Der Antrag auf Akteneinsicht nach dem Informationsfreiheitsgesetz läuft. Warten wir ab, was die Einsicht bei den „Institutionen der Strukturellen Gewalt“ im Bezirksamt ergibt.
Zusammenfassend
Einerseits wird im Beteiligungsverfahren des Modellprojekts Rathausblock nachbarschaftliches Engagement propagiert; andererseits erfahren Nachbarn nicht nur auf Fragen, Einlassungen und das Einbringen ihrer Erfahrungen eine eklatante Nichtbeachtung ihrer Anliegen. Berechtigte Bürgerinteressen werden offenkundig als Störfaktoren bei der Beteiligung an der Suche nach Lösungen betrachtet.Darüber hinaus wird versucht, rechtmässiges ziviles Engagement mitsamt sachlicher Kompetenz durch rechtliche Androhungen mundtot zu machen.
Zivilgesellschaftliches Engagement und Transparenz, Kernbegriffe des ursprünglich hochgelobten Beteiligungsverfahrens, werden so zu blossen Worthülsen herabgewürdigt.
Konstruktiv-kritische Partizipation – nicht „Partizipationstrallala“ – gehört zur Demokratie und darf nicht durch eine interessendominierte Handlungsweise rechtbrechend und autokratisch „gelöst“ werden.

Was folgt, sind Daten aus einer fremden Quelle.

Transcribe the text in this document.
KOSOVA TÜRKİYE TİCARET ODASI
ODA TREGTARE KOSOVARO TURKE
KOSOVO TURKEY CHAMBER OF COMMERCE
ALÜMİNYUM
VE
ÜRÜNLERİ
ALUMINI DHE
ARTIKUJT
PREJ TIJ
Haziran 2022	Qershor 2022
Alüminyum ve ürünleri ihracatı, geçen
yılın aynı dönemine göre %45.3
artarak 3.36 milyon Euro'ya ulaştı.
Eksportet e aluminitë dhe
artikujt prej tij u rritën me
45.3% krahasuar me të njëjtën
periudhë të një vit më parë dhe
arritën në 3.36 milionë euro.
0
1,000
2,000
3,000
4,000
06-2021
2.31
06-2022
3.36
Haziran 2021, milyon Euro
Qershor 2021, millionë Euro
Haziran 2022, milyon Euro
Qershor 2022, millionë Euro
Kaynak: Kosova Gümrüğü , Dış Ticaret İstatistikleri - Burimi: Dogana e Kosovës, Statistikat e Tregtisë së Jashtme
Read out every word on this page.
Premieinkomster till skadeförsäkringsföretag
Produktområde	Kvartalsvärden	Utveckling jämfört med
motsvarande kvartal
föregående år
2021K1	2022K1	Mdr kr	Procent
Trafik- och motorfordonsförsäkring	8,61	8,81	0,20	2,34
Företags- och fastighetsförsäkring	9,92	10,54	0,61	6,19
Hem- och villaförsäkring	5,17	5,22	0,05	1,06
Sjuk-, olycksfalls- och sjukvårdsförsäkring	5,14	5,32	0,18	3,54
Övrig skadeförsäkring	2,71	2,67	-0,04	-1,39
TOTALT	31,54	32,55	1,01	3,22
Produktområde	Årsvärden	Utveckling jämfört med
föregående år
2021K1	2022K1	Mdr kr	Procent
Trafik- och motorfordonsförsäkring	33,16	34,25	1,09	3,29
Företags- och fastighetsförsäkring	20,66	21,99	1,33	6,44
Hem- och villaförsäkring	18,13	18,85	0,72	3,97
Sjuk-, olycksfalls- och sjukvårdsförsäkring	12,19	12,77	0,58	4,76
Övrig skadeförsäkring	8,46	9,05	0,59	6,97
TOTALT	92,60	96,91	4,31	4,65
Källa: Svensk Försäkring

Konflikte müssen da, wo sie auf fachlicher Grundlage erkennbar werden, auch fachlich gelöst werden. Zu diesem Zweck ist das Beteiligungsverfahren geschaffen worden.
Die naturschutzrechtlichen Belange müssen von den zuständigen Behörden durchgesetzt und dürfen nicht auf die zivilrechtliche Ebene verschoben werden. Ein Modellprojekt verkommt sonst zum hohlen Euphemismus und ist das Geld und das Engagement nicht wert, das es kostet. Artenschutz ist nicht verhandelbar und liegt im öffentlichen Interesse.